Of course, many students take AP courses because they're genuinely interested in challenging themselves with what can be a rigorous course of study and because they're intellectually curious about the subject matter. Unfortunately, too many others take these courses because they're feverishly trying to impress college admissions officers by stacking their record with large numbers of AP courses.
But many students who end up in AP courses are there because they are unwitting pawns of their principals, local school boards, or education bureaucrats, who are pushing more students to take AP classes to improve their schools' ranking on the Challenge Index and other such lists. Remember that the Mathews index doesn't take into account how students perform on the AP exams, just that they take them.
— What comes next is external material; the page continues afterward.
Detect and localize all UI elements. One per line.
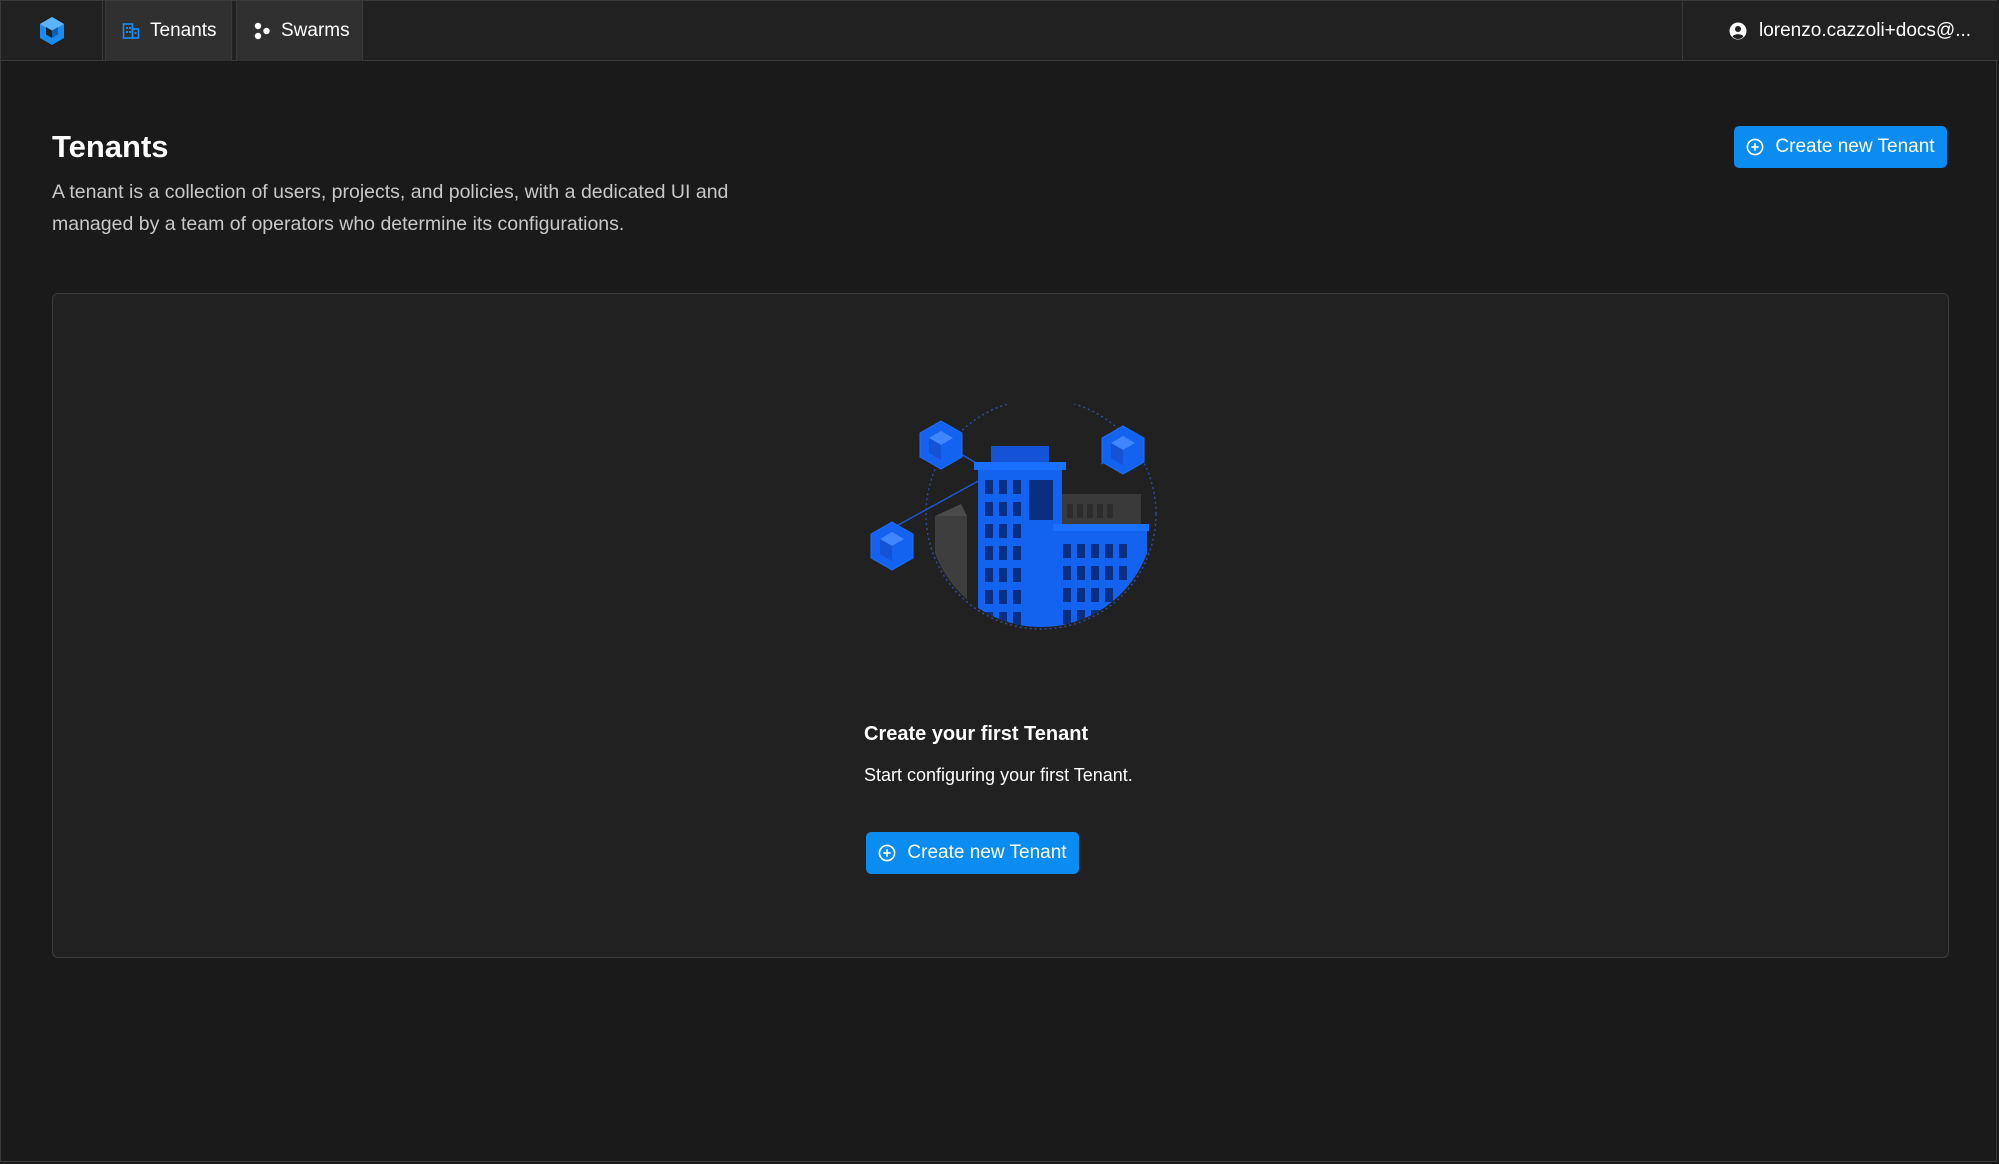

The incentive to vacuum kids into these classes ends up packing AP courses with too many students who don't belong there.
In short, by being partly responsible for the explosive growth in AP enrollment over the past decade, the Mathews ranking -- and, to a lesser extent, the others -- amplifies the absurdity that pervades contemporary public education in the United States, where cramming students' heads with information and then subjecting those students to standardized tests seems to have supplanted helping students to learn as the preferred modus operandi of many education officials, and where the behavior of school officials is shaped more by perverse incentives than by educational common sense.
That's the reason to care about this.
If it weren't for the fact that these sorts of rankings actually shape school behavior, everyone would be perfectly justified in ignoring Mathews and the Washington Post as they spend time and other resources assembling his list. The ranking itself is meaningless. But the harm it and other lists of its kind do to public education and the role they play in driving the College Board's revenues can't be overlooked. These lists may sell papers and draw readers to websites, but for those of us outside of that business, we've a duty to push back against this kind of reductionism wherever we see it.